The user-directed installer pulls Python packages from pip without exact version pinning. This is common for a Python finance utility, but it depends on external package supply chains and modifies the local Python environment.
pip3 install requests beautifulsoup4 pandas -q
Run the installer only in an environment you trust, preferably a virtual environment, and consider pinning or reviewing dependency versions.
If you set a Tushare token, the skill may be able to use that provider credential for market-data access.
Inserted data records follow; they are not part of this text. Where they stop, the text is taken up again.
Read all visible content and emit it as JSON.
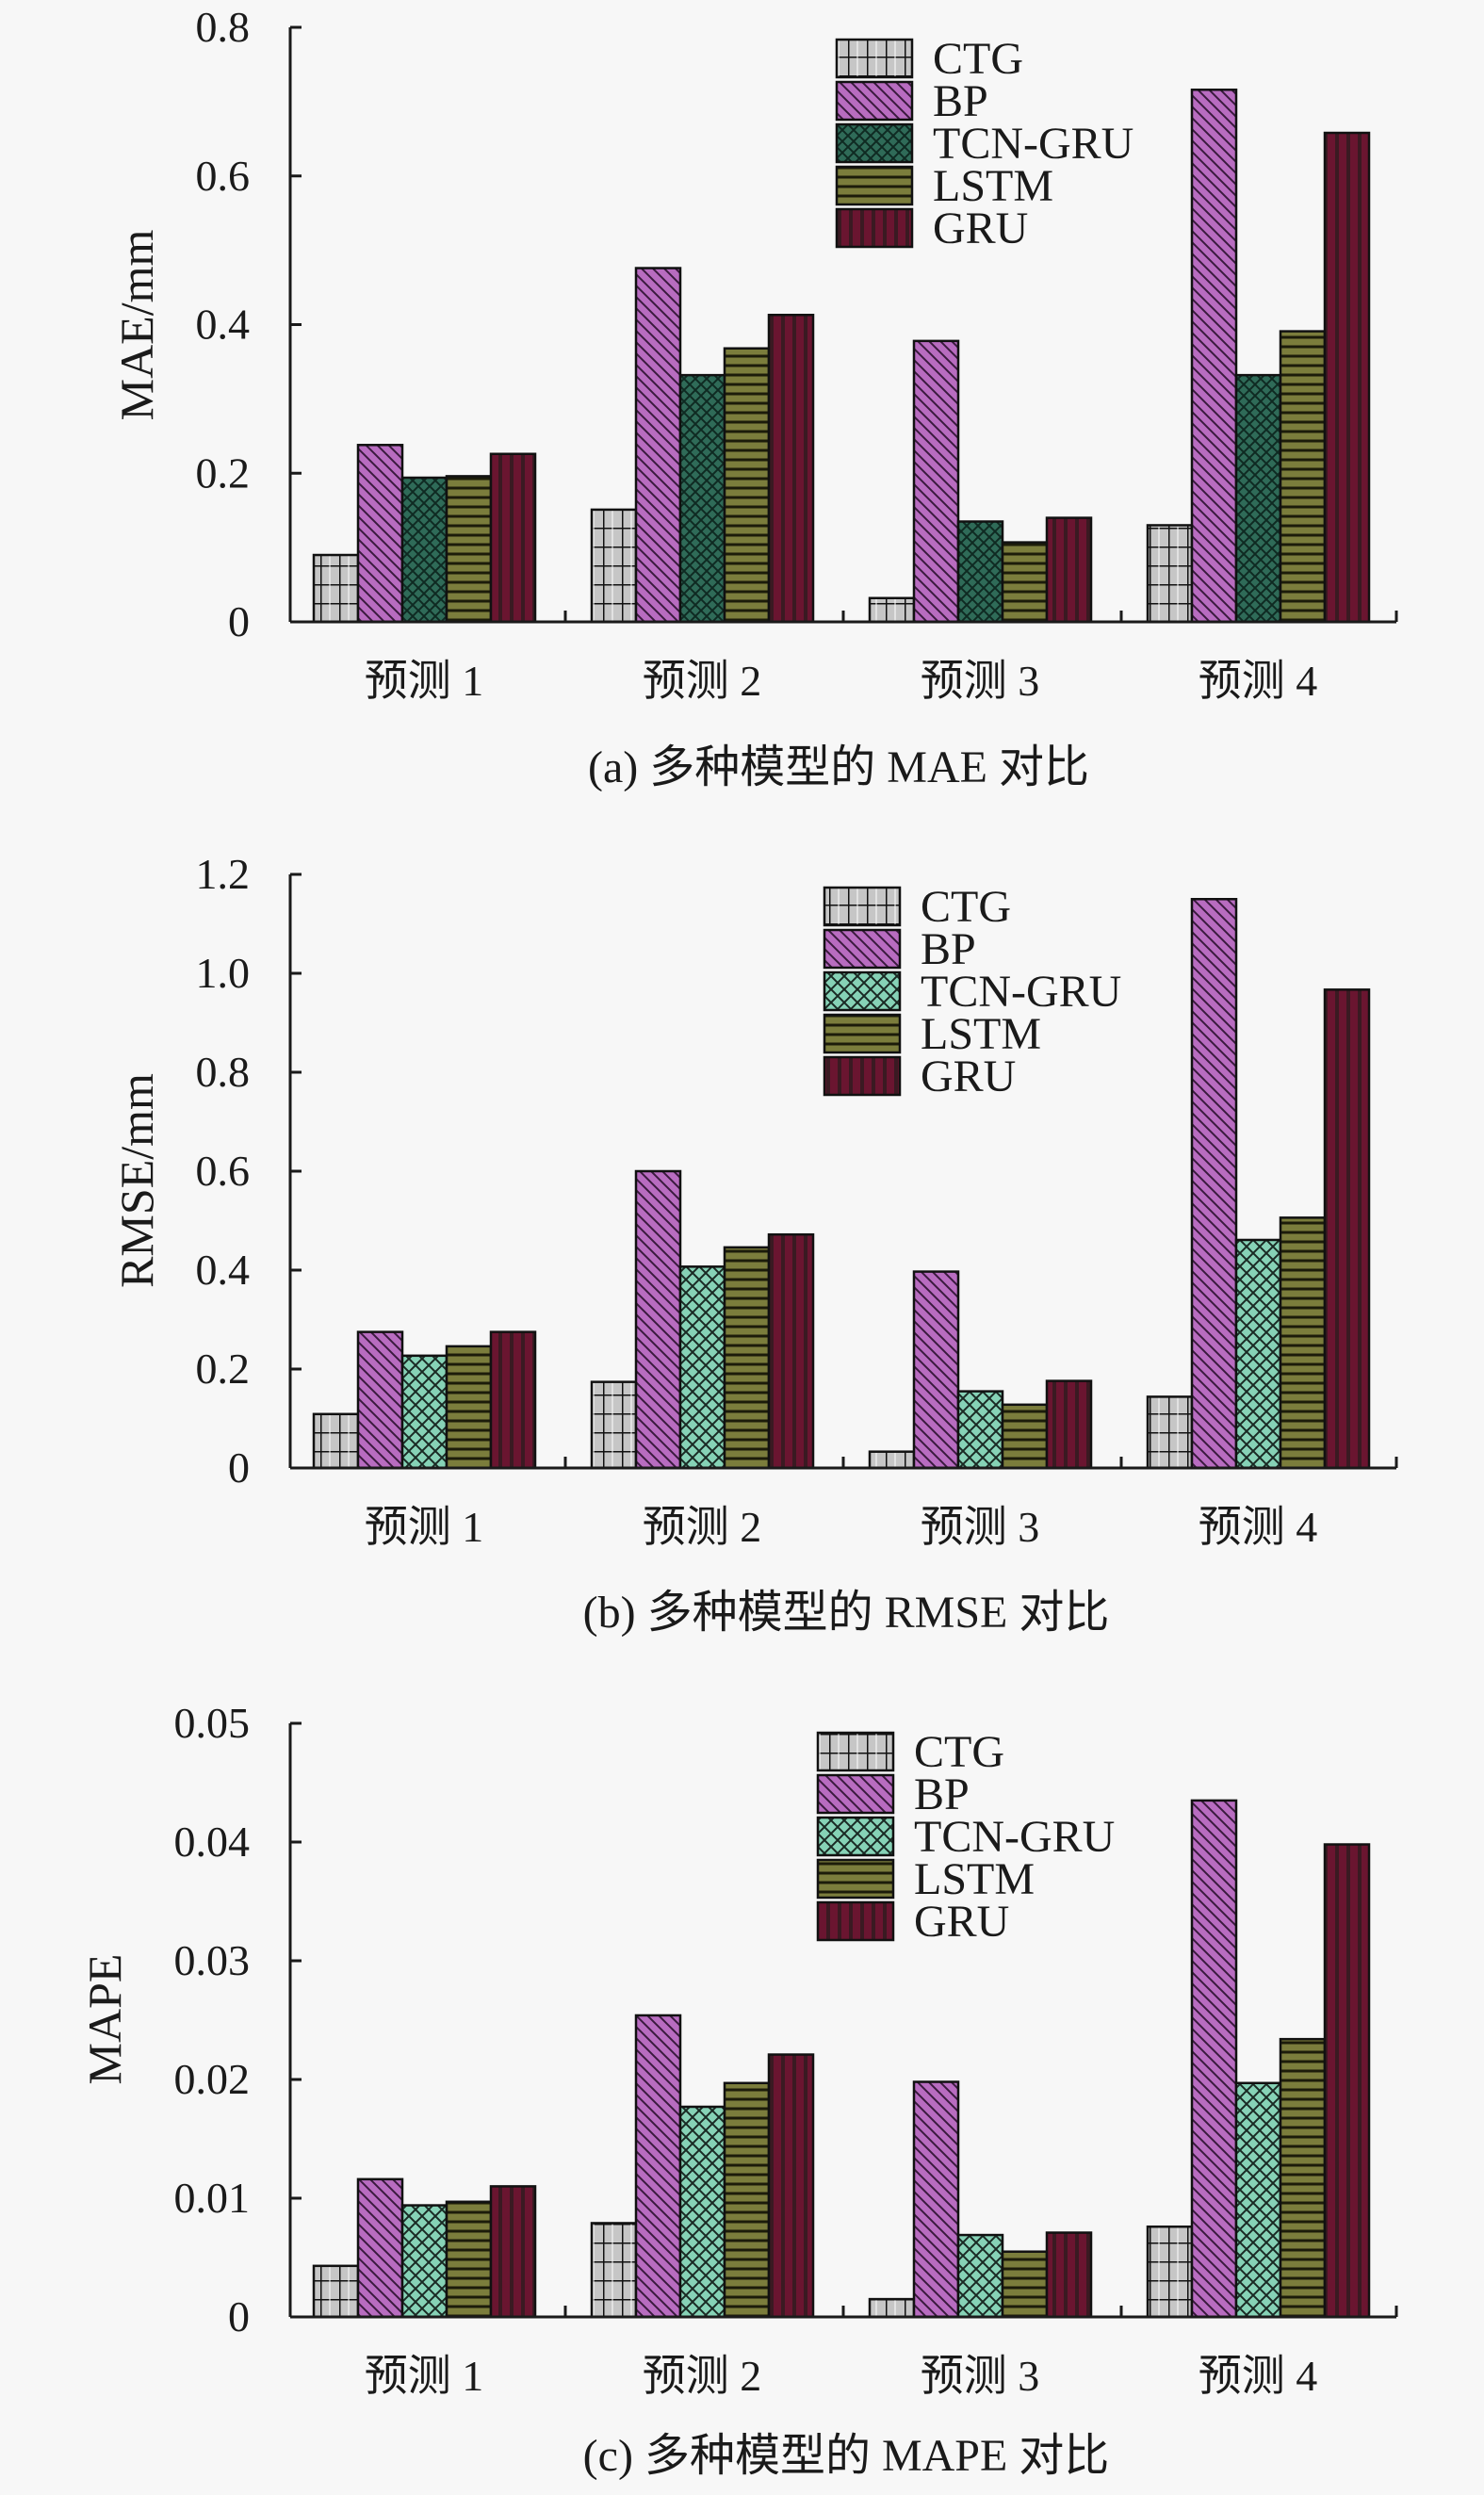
{
  "colors": {
    "CTG": "#c6c6c6",
    "BP": "#b86cc0",
    "TCN-GRU-dark": "#2f6b58",
    "TCN-GRU-light": "#86d2b6",
    "LSTM": "#7b7d3c",
    "GRU": "#5c1a2c",
    "axis": "#1a1a1a"
  },
  "chart_data": [
    {
      "type": "bar",
      "title": "(a) 多种模型的 MAE 对比",
      "xlabel": "",
      "ylabel": "MAE/mm",
      "ylim": [
        0,
        0.8
      ],
      "yticks": [
        0,
        0.2,
        0.4,
        0.6,
        0.8
      ],
      "ytick_labels": [
        "0",
        "0.2",
        "0.4",
        "0.6",
        "0.8"
      ],
      "categories": [
        "预测 1",
        "预测 2",
        "预测 3",
        "预测 4"
      ],
      "legend_position": "top-right",
      "grid": false,
      "tcn_style": "dark",
      "series": [
        {
          "name": "CTG",
          "values": [
            0.09,
            0.151,
            0.032,
            0.13
          ]
        },
        {
          "name": "BP",
          "values": [
            0.238,
            0.476,
            0.378,
            0.716
          ]
        },
        {
          "name": "TCN-GRU",
          "values": [
            0.194,
            0.332,
            0.135,
            0.332
          ]
        },
        {
          "name": "LSTM",
          "values": [
            0.196,
            0.368,
            0.107,
            0.391
          ]
        },
        {
          "name": "GRU",
          "values": [
            0.226,
            0.413,
            0.14,
            0.658
          ]
        }
      ]
    },
    {
      "type": "bar",
      "title": "(b) 多种模型的 RMSE 对比",
      "xlabel": "",
      "ylabel": "RMSE/mm",
      "ylim": [
        0,
        1.2
      ],
      "yticks": [
        0,
        0.2,
        0.4,
        0.6,
        0.8,
        1.0,
        1.2
      ],
      "ytick_labels": [
        "0",
        "0.2",
        "0.4",
        "0.6",
        "0.8",
        "1.0",
        "1.2"
      ],
      "categories": [
        "预测 1",
        "预测 2",
        "预测 3",
        "预测 4"
      ],
      "legend_position": "top-right",
      "grid": false,
      "tcn_style": "light",
      "series": [
        {
          "name": "CTG",
          "values": [
            0.109,
            0.174,
            0.033,
            0.144
          ]
        },
        {
          "name": "BP",
          "values": [
            0.275,
            0.6,
            0.397,
            1.15
          ]
        },
        {
          "name": "TCN-GRU",
          "values": [
            0.227,
            0.407,
            0.155,
            0.461
          ]
        },
        {
          "name": "LSTM",
          "values": [
            0.246,
            0.446,
            0.128,
            0.506
          ]
        },
        {
          "name": "GRU",
          "values": [
            0.275,
            0.472,
            0.176,
            0.967
          ]
        }
      ]
    },
    {
      "type": "bar",
      "title": "(c) 多种模型的 MAPE 对比",
      "xlabel": "",
      "ylabel": "MAPE",
      "ylim": [
        0,
        0.05
      ],
      "yticks": [
        0,
        0.01,
        0.02,
        0.03,
        0.04,
        0.05
      ],
      "ytick_labels": [
        "0",
        "0.01",
        "0.02",
        "0.03",
        "0.04",
        "0.05"
      ],
      "categories": [
        "预测 1",
        "预测 2",
        "预测 3",
        "预测 4"
      ],
      "legend_position": "top-right",
      "grid": false,
      "tcn_style": "light",
      "series": [
        {
          "name": "CTG",
          "values": [
            0.0043,
            0.0079,
            0.0015,
            0.0076
          ]
        },
        {
          "name": "BP",
          "values": [
            0.0116,
            0.0254,
            0.0198,
            0.0435
          ]
        },
        {
          "name": "TCN-GRU",
          "values": [
            0.0094,
            0.0177,
            0.0069,
            0.0197
          ]
        },
        {
          "name": "LSTM",
          "values": [
            0.0097,
            0.0197,
            0.0055,
            0.0234
          ]
        },
        {
          "name": "GRU",
          "values": [
            0.011,
            0.0221,
            0.0071,
            0.0398
          ]
        }
      ]
    }
  ]
}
The code reads an optional Tushare API token even though registry metadata declares no credentials. This is related to the stated Tushare data-source support, and the provided code does not show hardcoding, logging, or unrelated transmission of the token.
TUSHARE_TOKEN = os.environ.get("TUSHARE_TOKEN", "")Use a minimally scoped Tushare token if needed, and avoid setting unrelated credentials in the same environment.
Your selected stocks and any transaction records can remain on disk after use.
The skill persists watchlist and transaction-style files locally. This is disclosed and purpose-aligned, but the data can reveal investment interests or holdings.
DATA_DIR = os.path.expanduser("~/.openclaw/a_share")
WATCHLIST_FILE = os.path.join(DATA_DIR, "watchlist.txt")
TRANSACTIONS_FILE = os.path.join(DATA_DIR, "transactions.txt")Treat ~/.openclaw/a_share as private financial data, review its contents periodically, and delete or encrypt it if needed.
Third-party finance services, and possibly network observers for HTTP traffic, may see which symbols you query.
The monitor sends stock symbols to external market-data providers. This is central to the skill's purpose and disclosed in SKILL.md, but it exposes query patterns to those services; Tencent is queried over HTTP.
url = f"http://qt.gtimg.cn/q={tencent_code}" ... "https://stock.xueqiu.com/v5/stock/realtime/quotec.json" ... "https://finance.pae.baidu.com/selfselect/getstockinfo"Use the skill only if you are comfortable sharing queried stock symbols with the listed data providers, and prefer HTTPS-capable sources where possible.
In unusual environments, the script could import a different local config or monitor module than the reviewed one.
The script adds a hard-coded developer-local path to Python's import search path. On most systems this path will not exist, but if it does, imports could resolve to files outside the installed skill package.
sys.path.insert(0, '/Users/wangrx/.openclaw/workspace/skills/a-share-pro/scripts')
Remove the hard-coded absolute path and use paths relative to the script directory before relying on the package in production.